Minister of Irrigation Government of Andhra Pradesh
- In office 22 October 1999 – 14 May 2004
- Governor: C. Rangarajan Surjit Singh Barnala
- Chief Minister: N. Chandrababu Naidu

Minister of Excise Government of Andhra Pradesh
- In office 8 October 1995 – 11 October 1999
- Governor: Krishan Kant C. Rangarajan
- Chief Minister: N. Chandrababu Naidu

Member of Legislative Assembly, Andhra Pradesh
- In office 1989–2004
- Preceded by: Mandava M. J. Thomas Chowdary
- Succeeded by: Gaddam Ganga Reddy
- Constituency: Dichpally
- In office 2009–2014
- Preceded by: Constituency established
- Succeeded by: Bajireddy Goverdhan
- Constituency: Dichpally

Personal details
- Party: Indian National Congress (since 2023)
- Other party: Bharat Rashtra Samithi (2019–2023) Telugu Desam Party (1985–2019)
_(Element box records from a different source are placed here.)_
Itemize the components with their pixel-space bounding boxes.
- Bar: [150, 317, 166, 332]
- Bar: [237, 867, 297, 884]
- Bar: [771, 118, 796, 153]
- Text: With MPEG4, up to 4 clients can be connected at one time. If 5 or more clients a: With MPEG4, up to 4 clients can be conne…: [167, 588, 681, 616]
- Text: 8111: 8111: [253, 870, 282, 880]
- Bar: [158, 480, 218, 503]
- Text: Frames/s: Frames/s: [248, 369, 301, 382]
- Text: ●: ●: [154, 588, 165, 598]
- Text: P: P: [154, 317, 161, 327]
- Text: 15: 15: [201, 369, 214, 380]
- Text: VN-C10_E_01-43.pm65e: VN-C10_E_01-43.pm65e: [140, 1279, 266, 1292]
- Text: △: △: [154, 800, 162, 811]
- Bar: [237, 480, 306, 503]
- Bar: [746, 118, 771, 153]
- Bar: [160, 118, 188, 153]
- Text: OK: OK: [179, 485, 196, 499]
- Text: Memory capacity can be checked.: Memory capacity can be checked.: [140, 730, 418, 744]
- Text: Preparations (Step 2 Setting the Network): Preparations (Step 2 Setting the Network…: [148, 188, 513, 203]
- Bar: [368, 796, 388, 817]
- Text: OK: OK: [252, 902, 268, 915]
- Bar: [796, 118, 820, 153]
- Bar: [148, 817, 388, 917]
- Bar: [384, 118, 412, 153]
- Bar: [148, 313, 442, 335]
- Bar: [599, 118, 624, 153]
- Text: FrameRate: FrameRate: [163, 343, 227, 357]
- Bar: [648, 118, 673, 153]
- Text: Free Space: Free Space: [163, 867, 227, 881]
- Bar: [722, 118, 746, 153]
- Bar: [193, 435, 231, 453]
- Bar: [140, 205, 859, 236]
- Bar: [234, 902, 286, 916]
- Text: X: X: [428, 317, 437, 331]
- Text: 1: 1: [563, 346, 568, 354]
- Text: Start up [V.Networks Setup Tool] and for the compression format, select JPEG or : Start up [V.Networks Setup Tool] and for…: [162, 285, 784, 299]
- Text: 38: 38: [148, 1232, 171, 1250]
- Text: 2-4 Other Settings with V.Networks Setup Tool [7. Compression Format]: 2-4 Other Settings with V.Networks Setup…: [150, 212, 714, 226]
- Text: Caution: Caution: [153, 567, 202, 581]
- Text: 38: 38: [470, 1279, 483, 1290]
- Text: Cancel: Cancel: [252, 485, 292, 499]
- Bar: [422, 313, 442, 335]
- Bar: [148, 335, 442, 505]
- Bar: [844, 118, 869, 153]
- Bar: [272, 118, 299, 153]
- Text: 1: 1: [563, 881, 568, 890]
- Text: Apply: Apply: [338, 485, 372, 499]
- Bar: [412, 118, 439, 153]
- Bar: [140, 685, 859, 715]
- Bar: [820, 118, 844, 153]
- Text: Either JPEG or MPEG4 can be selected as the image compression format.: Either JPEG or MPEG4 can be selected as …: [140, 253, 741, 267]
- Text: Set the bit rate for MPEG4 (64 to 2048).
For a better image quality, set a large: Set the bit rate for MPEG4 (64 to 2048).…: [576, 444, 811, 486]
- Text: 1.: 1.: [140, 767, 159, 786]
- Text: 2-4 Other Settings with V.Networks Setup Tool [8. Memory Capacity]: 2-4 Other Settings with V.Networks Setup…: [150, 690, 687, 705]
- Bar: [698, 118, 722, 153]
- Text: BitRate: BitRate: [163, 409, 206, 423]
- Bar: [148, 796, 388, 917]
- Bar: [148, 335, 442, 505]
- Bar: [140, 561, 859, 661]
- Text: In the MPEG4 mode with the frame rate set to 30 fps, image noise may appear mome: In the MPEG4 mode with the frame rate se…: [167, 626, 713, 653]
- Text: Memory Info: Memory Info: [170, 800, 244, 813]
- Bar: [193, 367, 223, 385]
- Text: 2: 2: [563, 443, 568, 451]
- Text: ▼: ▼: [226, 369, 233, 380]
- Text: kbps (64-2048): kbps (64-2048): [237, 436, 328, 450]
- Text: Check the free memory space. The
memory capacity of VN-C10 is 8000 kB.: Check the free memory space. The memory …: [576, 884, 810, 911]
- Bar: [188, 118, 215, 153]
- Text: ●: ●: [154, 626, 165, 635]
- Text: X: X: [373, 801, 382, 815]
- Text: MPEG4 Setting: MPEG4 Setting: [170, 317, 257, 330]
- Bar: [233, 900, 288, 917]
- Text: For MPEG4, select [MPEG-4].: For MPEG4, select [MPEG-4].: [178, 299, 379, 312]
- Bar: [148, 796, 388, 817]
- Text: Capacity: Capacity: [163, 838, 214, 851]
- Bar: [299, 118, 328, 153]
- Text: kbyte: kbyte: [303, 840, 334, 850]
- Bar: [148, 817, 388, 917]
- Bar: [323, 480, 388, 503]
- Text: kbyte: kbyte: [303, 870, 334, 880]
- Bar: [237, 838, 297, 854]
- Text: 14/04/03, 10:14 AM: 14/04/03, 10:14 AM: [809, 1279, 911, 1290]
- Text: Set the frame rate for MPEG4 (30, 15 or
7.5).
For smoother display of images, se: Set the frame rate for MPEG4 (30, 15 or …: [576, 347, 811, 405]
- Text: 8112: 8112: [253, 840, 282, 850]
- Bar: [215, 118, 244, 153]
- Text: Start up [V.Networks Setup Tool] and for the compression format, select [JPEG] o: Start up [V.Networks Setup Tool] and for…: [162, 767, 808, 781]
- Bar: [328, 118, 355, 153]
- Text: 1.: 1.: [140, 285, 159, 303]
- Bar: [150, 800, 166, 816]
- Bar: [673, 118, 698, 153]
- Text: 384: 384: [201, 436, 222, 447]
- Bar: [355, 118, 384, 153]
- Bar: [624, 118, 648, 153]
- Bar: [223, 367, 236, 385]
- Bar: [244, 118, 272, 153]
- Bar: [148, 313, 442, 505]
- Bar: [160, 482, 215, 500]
= Mandava Venkateshwara Rao =

Indian politician

Mandava Venkateshwara Rao is an Indian politician from the state of Telangana. He has won four terms as an MLA from Dichpally Assembly Constituency and once from Nizamabad Rural Assembly constituency in the united state of Andhra Pradesh and served as Minister of Excise Department, Education Department and Heavy Irrigation Department.

==Career==
Rao entered politics through the Telugu Desam Party (TDP) and successfully contested as a candidate in the 1985 Andhra Pradesh Legislative Assembly election from Dichpalli Assembly constituency over his closest rival Indian National Congress candidate Antareddy Bal Reddy with a majority of 7726 votes.

Rao served as Vice Chairman of the State Planning Commission in 1995 and Excise Minister in First N. Chandrababu Naidu ministry cabinet in 1997. He also served as the Minister of Heavy Irrigation in Second N. Chandrababu Naidu ministry for three years and in 2002 he held the charge of Education Minister.

Rao contested the 2004 elections on behalf of the TDP and was defeated by his nearest rival TRS candidate Gaddam Gangareddy. He contested as a TDP candidate in 2008 (by-election) and repeated the same result. He was re-reelected in the 2009 Andhra Pradesh Legislative Assembly election from the Nizamabad Rural Assembly constituency.

Telangana Chief Minister K. Chandrasekhar Rao visited Rao's house in Hyderabad on 5 April 2019 and invited him to join the party. He joined the Telangana Rashtra Samithi party at Pragathi Bhavan on 6 April 2019.

Rao joined the Congress party in the presence of Rahul Gandhi at the Congress election campaign meeting at Bodhan on 25 November 2023.